The cliché about first impressions is true: there is never a second chance. And with CFO tenures averaging just over five years, there is little time for finance chiefs to waste when starting a new job. Here are some tips for getting off to a good start.
1. Find an Ally
It is crucial to quickly get to know the finance team. But since no one can be everywhere at once, it’s good to have an observant adviser within the company, says Blythe McGarvie, former BIC Group CFO and now CEO of Leadership for International Finance, a corporate finance and leadership consultancy.
McGarvie suggests finding someone in the company to “be your counselor, letting you know if the troops need more attention or if they’re confused.” An ally does not have to be a peer or a direct report; hers was a junior colleague who was attuned to the workforce and unafraid to share his observations. Over time, his suggestions became indispensable, as McGarvie realized that the people who needed help rarely came into her office asking for it.
2. Get Things under Control
A CFO who wants to position himself as a strategic partner to the CEO should avoid getting bogged down in the controller function, says Bill Maw, CFO of Liquidnet, a vendor of electronic securities-trading systems. “My number-one risk is the controllership, but I want to worry about it the least,” he says.
A new CFO should establish a strong controllership function early on, whether that means adding positions, hiring people, or reorganizing. “You want to have a team and processes in place that make you extremely confident,” Maw says. “That’s not going to happen in 90 days, but you have to have the commitment in place to support you going forward.”
3. Don’t Skimp on the Finance Department
CFOs want to control costs, and what better way to do that than tightening the purse strings of the finance department, right? Wrong, Maw says. “CFOs often think they’ve got to set an example from a cost perspective, and they kind of cheapen themselves,” he says. Cutting the budget for finance solely to be a model for the company is a mistake, he says, because it can restrict the quality of finance talent. And more than anything, a new CFO needs capable, engaged employees.
4. Be a Collaborator
When it comes to strategy, it’s easiest to forge ahead if executives across the company are on board, says Suzanne Bates, president of Bates Communications and a business-communication coach. Particularly for a new CFO, it’s important to vet plans with the right people, whether launching an IT transformation or introducing a new initiative, she says. “Keep them updated on where things stand so that they’re hearing how the project is advancing. That way you’re constantly winning buy-in for the next move.”
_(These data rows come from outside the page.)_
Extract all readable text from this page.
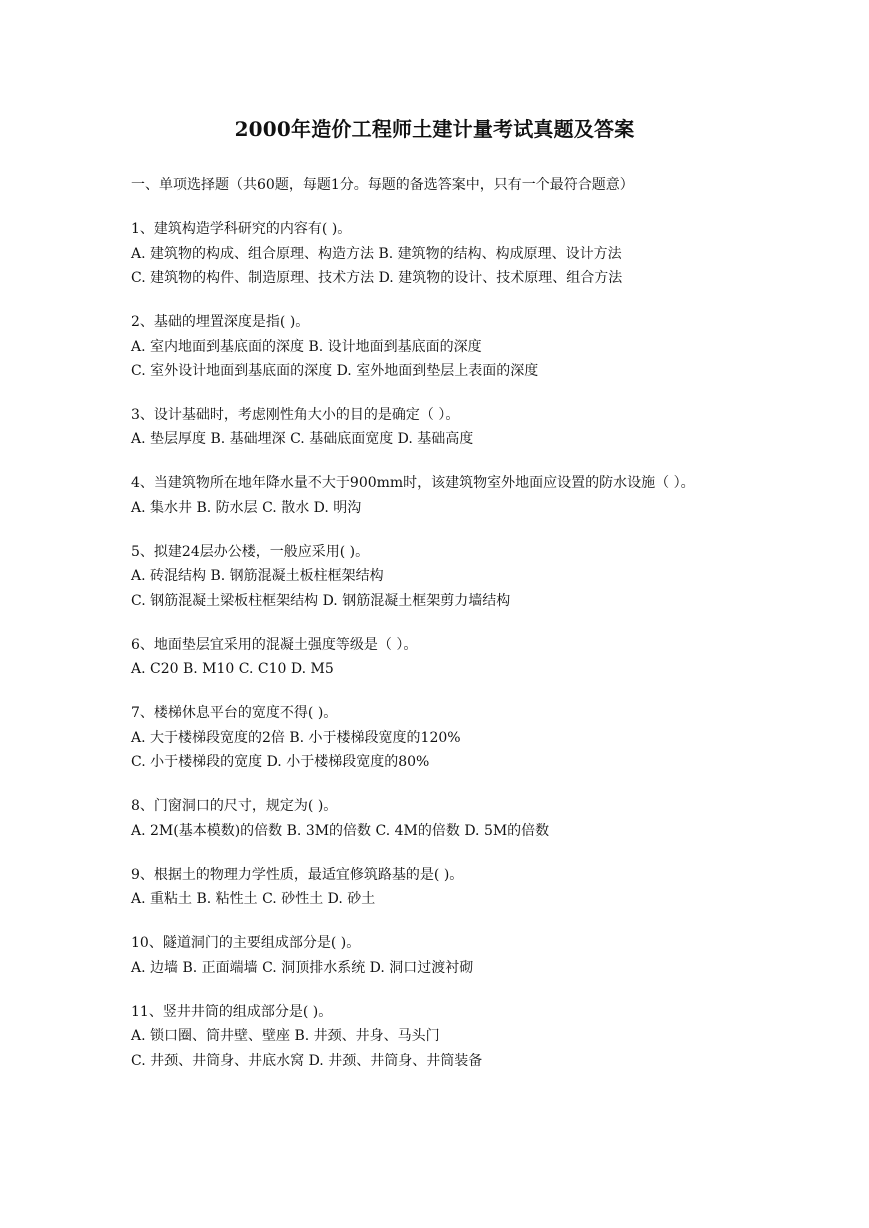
2000年造价工程师土建计量考试真题及答案
一、单项选择题（共60题，每题1分。每题的备选答案中，只有一个最符合题意）
1、建筑构造学科研究的内容有( )。
A. 建筑物的构成、组合原理、构造方法 B. 建筑物的结构、构成原理、设计方法
C. 建筑物的构件、制造原理、技术方法 D. 建筑物的设计、技术原理、组合方法
2、基础的埋置深度是指( )。
A. 室内地面到基底面的深度 B. 设计地面到基底面的深度
C. 室外设计地面到基底面的深度 D. 室外地面到垫层上表面的深度
3、设计基础时，考虑刚性角大小的目的是确定（ ）。
A. 垫层厚度 B. 基础埋深 C. 基础底面宽度 D. 基础高度
4、当建筑物所在地年降水量不大于900mm时，该建筑物室外地面应设置的防水设施（ ）。
A. 集水井 B. 防水层 C. 散水 D. 明沟
5、拟建24层办公楼，一般应采用( )。
A. 砖混结构 B. 钢筋混凝土板柱框架结构
C. 钢筋混凝土梁板柱框架结构 D. 钢筋混凝土框架剪力墙结构
6、地面垫层宜采用的混凝土强度等级是（ ）。
A. C20 B. M10 C. C10 D. M5
7、楼梯休息平台的宽度不得( )。
A. 大于楼梯段宽度的2倍 B. 小于楼梯段宽度的120%
C. 小于楼梯段的宽度 D. 小于楼梯段宽度的80%
8、门窗洞口的尺寸，规定为( )。
A. 2M(基本模数)的倍数 B. 3M的倍数 C. 4M的倍数 D. 5M的倍数
9、根据土的物理力学性质，最适宜修筑路基的是( )。
A. 重粘土 B. 粘性土 C. 砂性土 D. 砂土
10、隧道洞门的主要组成部分是( )。
A. 边墙 B. 正面端墙 C. 洞顶排水系统 D. 洞口过渡衬砌
11、竖井井筒的组成部分是( )。
A. 锁口圈、筒井壁、壁座 B. 井颈、井身、马头门
C. 井颈、井筒身、井底水窝 D. 井颈、井筒身、井筒装备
A new finance chief should also look for informal support and feedback on how to make projects more efficient and less disruptive to the business, Bates adds. “Lots of the things the CFO does have a big impact on the other business functions,” she says. “It’s critical for the CFO to gather input and make sure that he is doing what he can to make it as easy as possible.”
5. Take Note
A new CFO should spend lots of time listening, McGarvie says, noting that many finance chiefs spend too much time talking and not enough time taking notes on what they hear. “When you’re new, you find so much information and get so many ideas, but it’s not wise to act on those ideas immediately,” she says. Rather, the first 90 days are an opportunity to determine which strategies, people, and processes are healthy and which need improvement. “You can tell by talking to people whether they believe in the current strategy. Those sorts of clues really help you long term when it comes time to review the strategy,” McGarvie says.
The listening process will also help a new finance head understand the political factors within a company, says Howard Seidel, an executive coach at Essex Partners. “As much as we want to believe organizations are very rational entities, they’re not,” he says. “Even if you try to make a change in an organization and it makes sense on paper, there may be things in the way.” Understanding such potential obstacles will smooth the way when it is time to start making big decisions, perhaps as soon as Day 91.